Не то чтобы зачёсанные пряди его прямо уж выглядели грязными и сальными, но если и стоило ему принять ванну да привести себя в порядок, то прямо сегодня, не затягивая с такой процедурой. Иначе завтра он бы больше стал походить уже не на попрошайку, а на бездомного. А здесь, в Далкастре, это были совершенно разные слои населения.
Дорогу коням честных гостей уступила группа крепких парней, спешно перешедших дорогу. Эта компания занималась рубкой деревьев, потому сейчас возвращалась из леса как раз пропустить по кружечке да отужинать. Все в чёрно-зелёных костюмах, кто в капюшоне, кто с луком на всякий случай, у каждого топорик на поясе и высокие сапоги. Лидер их, короткостриженный молодой крепыш, носил накидку из лисьего меха.

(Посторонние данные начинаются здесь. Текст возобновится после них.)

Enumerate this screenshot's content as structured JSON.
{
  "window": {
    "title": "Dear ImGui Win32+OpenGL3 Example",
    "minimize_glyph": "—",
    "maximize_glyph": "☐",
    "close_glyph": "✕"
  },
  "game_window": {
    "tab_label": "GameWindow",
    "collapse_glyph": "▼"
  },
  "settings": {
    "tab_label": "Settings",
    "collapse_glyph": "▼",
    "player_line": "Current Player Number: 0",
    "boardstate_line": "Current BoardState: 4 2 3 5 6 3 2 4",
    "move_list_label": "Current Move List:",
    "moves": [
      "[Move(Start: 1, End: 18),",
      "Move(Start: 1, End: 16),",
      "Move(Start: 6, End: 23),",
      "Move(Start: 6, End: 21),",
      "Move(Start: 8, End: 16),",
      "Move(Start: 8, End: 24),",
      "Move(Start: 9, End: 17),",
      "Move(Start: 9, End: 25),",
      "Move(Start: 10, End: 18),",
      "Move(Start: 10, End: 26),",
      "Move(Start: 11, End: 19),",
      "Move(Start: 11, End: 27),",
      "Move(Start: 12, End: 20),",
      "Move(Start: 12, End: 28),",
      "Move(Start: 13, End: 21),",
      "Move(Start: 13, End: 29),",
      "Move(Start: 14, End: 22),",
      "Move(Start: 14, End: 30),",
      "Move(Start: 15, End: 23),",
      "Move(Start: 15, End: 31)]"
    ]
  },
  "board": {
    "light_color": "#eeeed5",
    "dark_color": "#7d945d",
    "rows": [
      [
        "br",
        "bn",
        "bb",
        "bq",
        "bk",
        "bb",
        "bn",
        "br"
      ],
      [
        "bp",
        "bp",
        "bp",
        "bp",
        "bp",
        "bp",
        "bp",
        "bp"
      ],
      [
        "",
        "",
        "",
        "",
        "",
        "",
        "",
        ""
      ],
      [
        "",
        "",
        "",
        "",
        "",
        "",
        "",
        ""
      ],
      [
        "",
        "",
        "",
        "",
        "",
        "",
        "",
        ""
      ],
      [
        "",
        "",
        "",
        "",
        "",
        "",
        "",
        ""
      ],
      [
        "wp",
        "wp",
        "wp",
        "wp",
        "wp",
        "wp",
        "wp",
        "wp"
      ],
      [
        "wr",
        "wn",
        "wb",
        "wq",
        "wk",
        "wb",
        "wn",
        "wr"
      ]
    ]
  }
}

– Лорд Берлис, – обратился рыжий усач к мимо проезжавшему аристократу, когда ветер подбросил попрошайке бурую шляпу. – Кажется, это ваше, – протянул он вверх, не поднимаясь, головной убор.
Голос его был тягуче-спокойным. При этом мужественным, низким, но не басовитым, звучал как-то моложе, нежели выглядел этот мужчина. От такого ждёшь услышать тембр сухой и прокуренный, усталый, под стать потрёпанному виду, а этот словно приободрился, словно сделал глоток холодного пива из кружки. Видать, приходил в себя, был из тех, кому вечером явно лучше, чем днём. Хотя Далкастр сам по себе был, скорее, городом жаворонков. Мало кто засиживался здесь допоздна на лавочках, улочках или в злачных местах.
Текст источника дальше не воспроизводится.